Pathology Of Bladder

on 5.1.09 with 0 comments



Normal histo: mucosa is transitional epithelium, 7 layers in thickness (somewhat thicker than mucosa of the ureter), lamina propria, muscularis mucosae, adventitia. As you can see, this description is almost identical to the one above for the ureter.


Cystocele is relaxation of pelvic support, common in women, which causes prolapse of the uterus. As a result, part of the bladder protrudes into vagina (if you look at Netter, it makes much more sense). So, a woman with cystocele will have trouble emptying bladder (that part of the bladder “sitting” in vagina will have trouble emptying).


  1. Congenital anomalies:

    1. Diverticulus, a pouchlike eversion of the bladder wall (congenital or acquired. This can occur secondary to urethral obstruction.) This puts one at risk for infections, due to stasis of urine, and even for developing malignancy.

    2. Extrophy, developmental failure of abdominal wall and of bladder ball. Basically, you can see bladder sticking our on the external surface. This puts one at risk for infections, ulceration, and eventual malignancy.

    3. Hypoplasia

    4. Fistula, where bladder would have communication with rectum or uterus (vesecouterine fistula)


  1. Inflammation = cystitis (acute and chronic)

Occurs more often in females because urethra is shorter.

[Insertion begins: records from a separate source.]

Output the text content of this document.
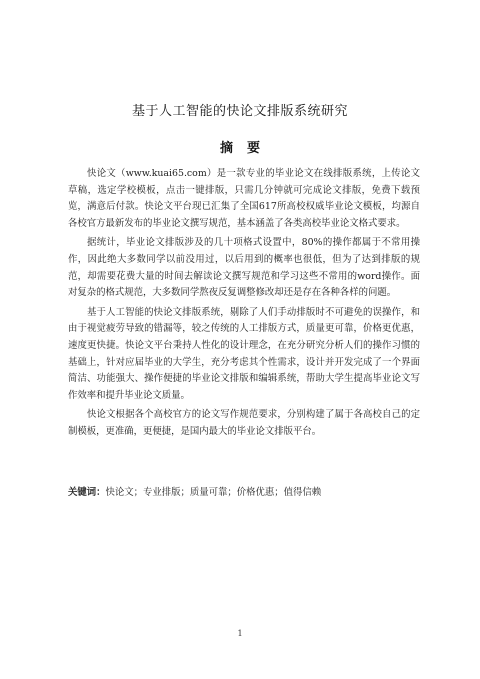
基于人工智能的快论文排版系统研究
摘要

快论文（www.kuai65.com）是一款专业的毕业论文在线排版系统，上传论文草稿，选定学校模板，点击一键排版，只需几分钟就可完成论文排版，免费下载预览，满意后付款。快论文平台现已汇集了全国617所高校权威毕业论文模板，均源自各校官方最新发布的毕业论文撰写规范，基本涵盖了各类高校毕业论文格式要求。

据统计，毕业论文排版涉及的几十项格式设置中，80%的操作都属于不常用操作，因此绝大多数同学以前没用过，以后用到的概率也很低，但为了达到排版的规范，却需要花费大量的时间去解读论文撰写规范和学习这些不常用的word操作。面对复杂的格式规范，大多数同学熬夜反复调整修改却还是存在各种各样的问题。

基于人工智能的快论文排版系统，剔除了人们手动排版时不可避免的误操作，和由于视觉疲劳导致的错漏等，较之传统的人工排版方式，质量更可靠，价格更优惠，速度更快捷。快论文平台秉持人性化的设计理念，在充分研究分析人们的操作习惯的基础上，针对应届毕业的大学生，充分考虑其个性需求，设计并开发完成了一个界面简洁、功能强大、操作便捷的毕业论文排版和编辑系统，帮助大学生提高毕业论文写作效率和提升毕业论文质量。

快论文根据各个高校官方的论文写作规范要求，分别构建了属于各高校自己的定制模板，更准确，更便捷，是国内最大的毕业论文排版平台。

关键词：快论文；专业排版；质量可靠；价格优惠；值得信赖
1
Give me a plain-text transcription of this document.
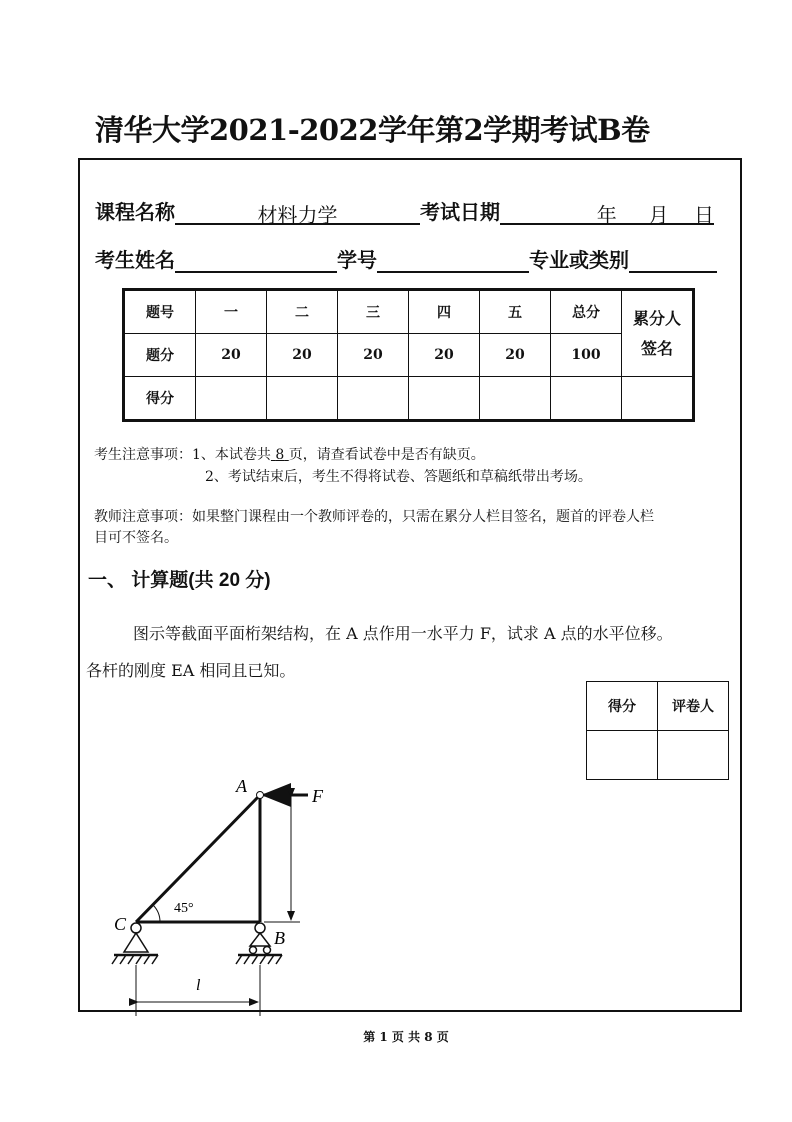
清华大学2021-2022学年第2学期考试B卷
课程名称	材料力学	考试日期	年 月 日
考生姓名	学号	专业或类别
题号	一	二	三	四	五	总分	累分人
签名
题分	20	20	20	20	20	100	
得分							
考生注意事项：1、本试卷共 8 页，请查看试卷中是否有缺页。
2、考试结束后，考生不得将试卷、答题纸和草稿纸带出考场。
教师注意事项：如果整门课程由一个教师评卷的，只需在累分人栏目签名，题首的评卷人栏
目可不签名。
一、 计算题(共 20 分)
图示等截面平面桁架结构，在 A 点作用一水平力 F，试求 A 点的水平位移。
各杆的刚度 EA 相同且已知。
得分	评卷人

A	F
C
B
45°
l
第 1 页 共 8 页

Causes are the same gram negative bacilli residing in our gut: E. coli, Proteus, Klebsiella. These can cause retrograde infection into ureter, kidney, etc.


Non-infections causes of cystitis: drugs and radiation

  1. hemorrhagic cystitis, see blood, could be caused by radiation injury or by adenoviral infection (Robins, 6th edition)

  2. supprative cystitis: accumulation of pus

  3. ulcerative cystitis: no mucosa

  4. cystitis follicularis: lymphoid aggregates under bladder mucosa


clinical presentation: frequency, urgency, pain, fever, chills

  1. Interstitual cystitis (Hunner Ulcer): more common in females. This is a chronic inflammatory cystitis, resulting in fibrosis (granulation tissue) of all cell layers of the bladder. This disease may be of autoimmune origin.

  2. Malacoplakia: this refers to a particular inflammatory reaction. Grossly, we would see mucosall yellow plaques on the bladder. Histo: large macrophages, called Hansemann cells, with granular cytoplasm (Michaelis-Gutmann bodies)

  3. Cystitis Cystica: formation of cysts, entrapment of surface epithelial cells beneath mucosa (i.e., in lamina propria).


  1. Tumors

Benign:

Papilloma: fibrovascular core, covered by transitional epithelium, ~7 layers in thickness

Leiomyoma: benign tumor of smooth m, of mesenchymal origin.


Malignant: these are more common than benign.

Papillary transitional cell carcinoma, which is more frequent in males, in 5-6th decade, sometimes associated with Shistosoma Haematobium infection, particularly in developing countries. It has a fibrovascular core, which is covered by more than 7 layers of transitional cell epithelium.

These tumors, just like all other tumors, are graded, 1-4. 1 is benign, pretty differentiated, a few cell layers thick, ~7. Grade 4 would be very poorly differentiated, with all characteristics of malignant cells, many cells layers in thickness.


Risk factors:

    1. Exposure to aniline dies

    2. Dietary nitrates, nitrites

    3. Tobacco


Papillary transitional cell carcinoma is associated with abnormality in chromosome 9.


Clincal presentation: painless hematuria. One would have to order urine cytology and look for malignant cells. Remember: hematuria in an elderly person is cancer until proven otherwise.


Rhabdomyosarcoma, must differentiate from cells with pluripotential capabilities. There are actually 2 variants:

  1. adult rhabdomyosarcoma

  2. embryonal rhabdomyosarcoma, or sarcoma botryoides, which looks like a cluster of grapes.